Plus significatif sans doute, alors que CMC insiste sur l’opposition manifestée par Félix Talisman à son égard dès l’annonce de sa candidature, elle oublie de dire que – non dans son roman mais dans la vraie vie – cette opposition n’avait rien à voir avec les questions financières (qui n’avaient pas encore surgi) mais avec le fait que son élection fragiliserait l’université en violant la règle non-écrite suivant laquelle un seul pôle ne doit pas monopoliser la présidence. Or, en raison de la division des candidats guadeloupéens, CMC a été élue présidente après deux autres Martiniquais… ce qui n’a pas manqué de jouer un rôle dans les difficultés qui ont surgi ultérieurement entre les pôles ! Il faut être un partisan inconditionnel de CMC pour refuser de voir cette évidence.

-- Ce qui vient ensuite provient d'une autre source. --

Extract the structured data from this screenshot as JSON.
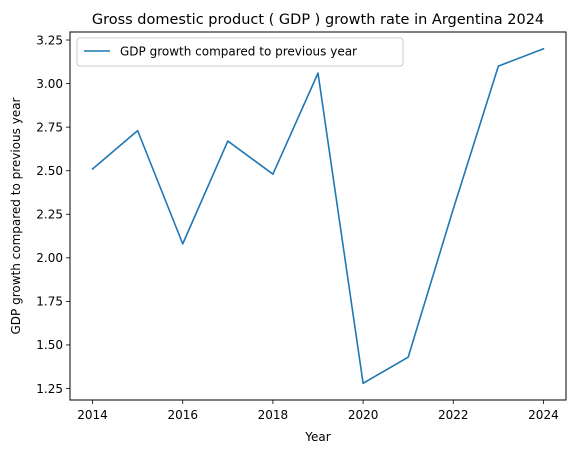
{
  "chart_data": {
    "type": "line",
    "title": "Gross domestic product ( GDP ) growth rate in Argentina 2024",
    "xlabel": "Year",
    "ylabel": "GDP growth compared to previous year",
    "x": [
      2014,
      2015,
      2016,
      2017,
      2018,
      2019,
      2020,
      2021,
      2022,
      2023,
      2024
    ],
    "series": [
      {
        "name": "GDP growth compared to previous year",
        "color": "#1f77b4",
        "values": [
          2.51,
          2.73,
          2.08,
          2.67,
          2.48,
          3.06,
          1.28,
          1.43,
          2.28,
          3.1,
          3.2
        ]
      }
    ],
    "x_ticks": [
      "2014",
      "2016",
      "2018",
      "2020",
      "2022",
      "2024"
    ],
    "y_ticks": [
      "1.25",
      "1.50",
      "1.75",
      "2.00",
      "2.25",
      "2.50",
      "2.75",
      "3.00",
      "3.25"
    ],
    "xlim": [
      2013.5,
      2024.5
    ],
    "ylim": [
      1.184,
      3.296
    ],
    "grid": false,
    "legend_position": "upper-left"
  }
}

Quant à l’aspect proprement financier de leur combat, le livre ne confirme pas toutes les informations qui ont circulé à l’initiative de Rodrigo et qui ont été reprises partout, lequel Rodrigo martelant par exemple que Félix Talisman aurait détourné 10 millions d’euros (voire davantage !) au détriment de l’université. Et c’est tout juste si le sieur Talisman ne les aurait pas mis dans sa poche ! Se montrant ici plus soucieuse des faits, CMC fait seulement état d’une demande de remboursement émanant de l’AFUC portant sur « plus de deux millions d’euros », qui serait imputable au Caribmia.

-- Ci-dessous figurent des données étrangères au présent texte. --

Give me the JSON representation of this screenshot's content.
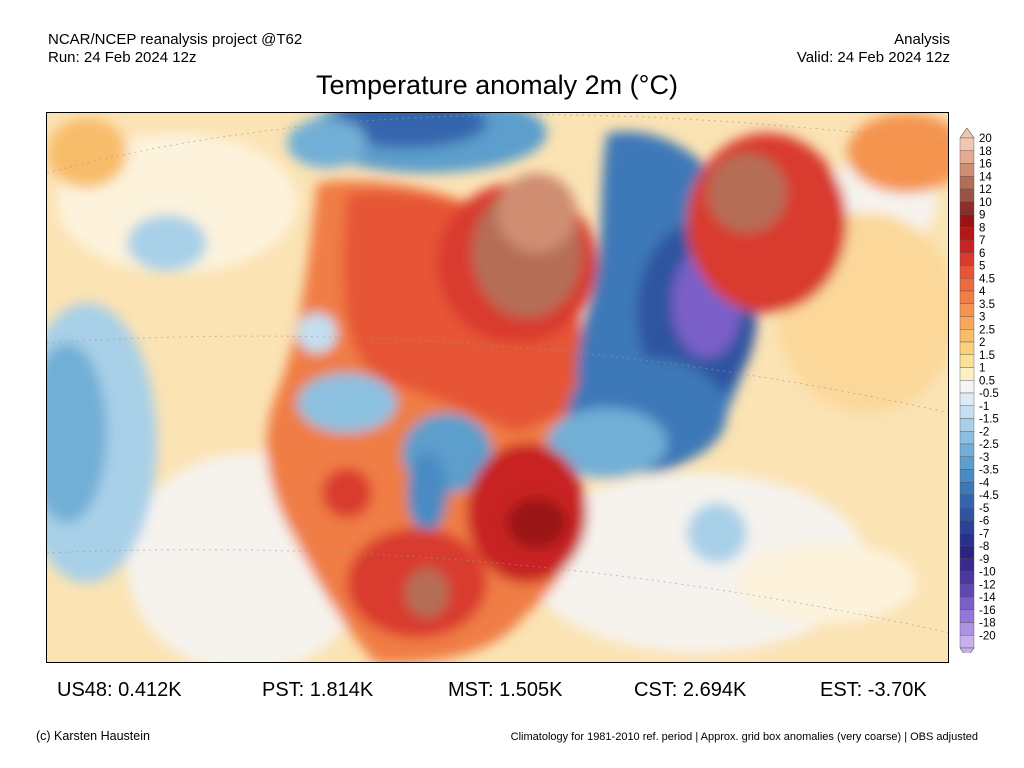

La justice est saisie… mais elle n’est pas pressée. C’est pourquoi on ne sait toujours pas, cinq ans après le début de l’affaire Caribmia, dans quelle mesure les accusations portées contre la gestion de Félix Talisman sont ou non fondées. Par contre, on sait que la procédure disciplinaire devant les instances suprêmes du ministère de l’Enseignement supérieur et de la recherche qui avait conclu à sa révocation définitive a été cassée par le Conseil d’État en 2017. CMC n’a pas eu l’idée de le reconnaître dans son livre paru pourtant en 2018, préférant se glorifier d’avoir obtenu une révocation… déjà obsolète : « J’ai eu la force de faire appel [de la décision de Toulouse] et d’obtenir la révocation de Félix Talisman, une révocation qui mettra fin à ses activités illicites et à sa présidence anbafey de plus de trente ans » (p. 226).
Corinne Mencé-Caster, Le Talisman de la présidence, roman, Paris, Ecriture, 2018, 235 p., 18 € (prix France métropolitaine).